La socimi Merlin Properties ultima la venta del antiguo edificio de Instituciones Penitenciarias en la calle Alcalá a un fondo árabe que lo transformará en viviendas de alto standing. La operación, todavía sin cifras oficiales confirmadas, encaja en el patrón de los últimos dieciocho meses: capital del Golfo entrando en activos prime de Madrid mientras las socimis cotizadas reordenan cartera para reducir deuda y mejorar el descuento sobre NAV.
Merlin Properties vende en Alcalá: qué hay sobre la mesa
Según la información publicada por El Confidencial, el comprador es un vehículo inversor de origen árabe cuyo nombre no ha trascendido y que tiene en la cabeza un proyecto residencial de lujo. El inmueble, situado en uno de los tramos más caros del eje Alcalá-Recoletos, sirvió durante años como sede de Instituciones Penitenciarias antes de pasar a la cartera de la socimi presidida por Ismael Clemente.
La pieza es singular por tres motivos. Su ubicación, en pleno corazón de la almendra central; su superficie, que permite plantear varias decenas de viviendas de gama alta; y su uso original, terciario, lo que obligará al comprador a tramitar el cambio de uso ante el Ayuntamiento de Madrid antes de poder ejecutar el proyecto residencial. Ese trámite no es trivial: marca los plazos reales del retorno.
Cabe recordar que Merlin lleva desde 2023 ejecutando una rotación selectiva de activos no estratégicos para concentrarse en oficinas prime, logística y centros de datos, su gran apuesta de los últimos ejercicios. Vender un edificio singular pero ajeno a esos tres ejes encaja en el guion. La socimi publica sus resultados y hechos relevantes en su área de inversor, donde irán apareciendo los detalles que confirme la compañía.
Por qué el capital árabe mira Madrid
La operación no es un caso aislado. Fondos soberanos y family offices de Emiratos Árabes Unidos, Qatar y Arabia Saudí han firmado en los últimos trimestres compras relevantes en Madrid y Barcelona, con preferencia por activos hoteleros, residenciales de lujo y oficinas singulares. La lógica es doble: diversificación geográfica frente a la concentración en Londres y París, y un diferencial de precios que sigue siendo atractivo pese a la subida del eje Castellana-Recoletos.
¿Cuánto está pagando ese capital por metro cuadrado en residencial prime madrileño? Las cifras que circulan en el mercado para producto terminado en Recoletos, Justicia y los entornos de Alcalá oscilan entre los 12.000 y 18.000 euros por metro cuadrado, con picos por encima en operaciones excepcionales. En suelo o edificio a reposicionar el descuento es importante, pero el riesgo regulatorio y de obra también lo es.
El atractivo del inversor del Golfo es que entra con horizonte largo y coste de capital propio, sin la presión de los retornos trimestrales que sí condiciona a los fondos anglosajones. Eso le permite asumir plazos de licencia de dos o tres años sin que el caso de inversión se rompa.

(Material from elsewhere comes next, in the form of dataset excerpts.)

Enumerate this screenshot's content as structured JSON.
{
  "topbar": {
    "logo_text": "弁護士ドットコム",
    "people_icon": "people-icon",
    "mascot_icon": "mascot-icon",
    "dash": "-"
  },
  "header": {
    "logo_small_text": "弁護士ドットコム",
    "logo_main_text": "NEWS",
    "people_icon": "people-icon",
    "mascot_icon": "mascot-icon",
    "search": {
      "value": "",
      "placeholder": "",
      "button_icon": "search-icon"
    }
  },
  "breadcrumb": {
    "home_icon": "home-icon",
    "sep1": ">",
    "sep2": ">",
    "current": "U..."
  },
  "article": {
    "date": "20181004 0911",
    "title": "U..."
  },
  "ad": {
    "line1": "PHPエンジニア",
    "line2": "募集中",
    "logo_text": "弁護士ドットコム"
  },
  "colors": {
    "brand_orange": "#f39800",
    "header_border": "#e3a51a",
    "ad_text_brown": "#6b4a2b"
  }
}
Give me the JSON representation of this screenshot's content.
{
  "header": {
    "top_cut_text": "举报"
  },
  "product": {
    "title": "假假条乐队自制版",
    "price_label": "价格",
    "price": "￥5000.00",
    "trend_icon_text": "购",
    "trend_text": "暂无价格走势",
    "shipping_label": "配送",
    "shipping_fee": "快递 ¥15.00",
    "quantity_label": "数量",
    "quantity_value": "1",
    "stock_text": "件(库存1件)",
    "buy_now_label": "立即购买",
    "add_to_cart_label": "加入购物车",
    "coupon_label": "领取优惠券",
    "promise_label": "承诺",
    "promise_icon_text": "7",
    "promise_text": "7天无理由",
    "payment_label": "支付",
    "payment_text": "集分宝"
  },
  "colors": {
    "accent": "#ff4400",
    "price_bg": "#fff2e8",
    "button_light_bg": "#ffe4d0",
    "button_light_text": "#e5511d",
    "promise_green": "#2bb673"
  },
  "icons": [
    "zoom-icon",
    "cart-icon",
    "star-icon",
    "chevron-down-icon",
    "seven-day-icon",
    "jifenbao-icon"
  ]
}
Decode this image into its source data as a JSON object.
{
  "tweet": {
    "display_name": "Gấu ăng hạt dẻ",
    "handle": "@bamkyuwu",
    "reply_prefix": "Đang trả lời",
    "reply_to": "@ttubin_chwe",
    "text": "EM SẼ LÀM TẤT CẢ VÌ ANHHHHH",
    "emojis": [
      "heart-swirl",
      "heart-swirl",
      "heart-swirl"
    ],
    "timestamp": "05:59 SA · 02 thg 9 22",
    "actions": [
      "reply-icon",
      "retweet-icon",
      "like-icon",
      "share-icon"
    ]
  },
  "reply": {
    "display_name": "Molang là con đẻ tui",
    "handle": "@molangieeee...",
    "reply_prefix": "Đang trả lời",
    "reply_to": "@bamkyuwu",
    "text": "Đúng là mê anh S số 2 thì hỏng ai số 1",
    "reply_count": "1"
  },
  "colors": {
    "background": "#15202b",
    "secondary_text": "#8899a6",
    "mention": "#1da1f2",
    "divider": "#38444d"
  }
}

Una rotación que dice más del ciclo que de Merlin
Lo interesante de esta venta no es el edificio en sí, sino lo que cuenta del momento del ciclo. Merlin cotiza desde hace tiempo con un descuento notable sobre su valor neto de los activos, una situación que comparte con buena parte de las socimis europeas. Vender activos singulares a precios atractivos y aplicar el dinero a reducir apalancamiento o a recomprar acciones es, sobre el papel, una de las pocas palancas que tienen los gestores cotizados para cerrar ese descuento mientras los tipos no acompañan.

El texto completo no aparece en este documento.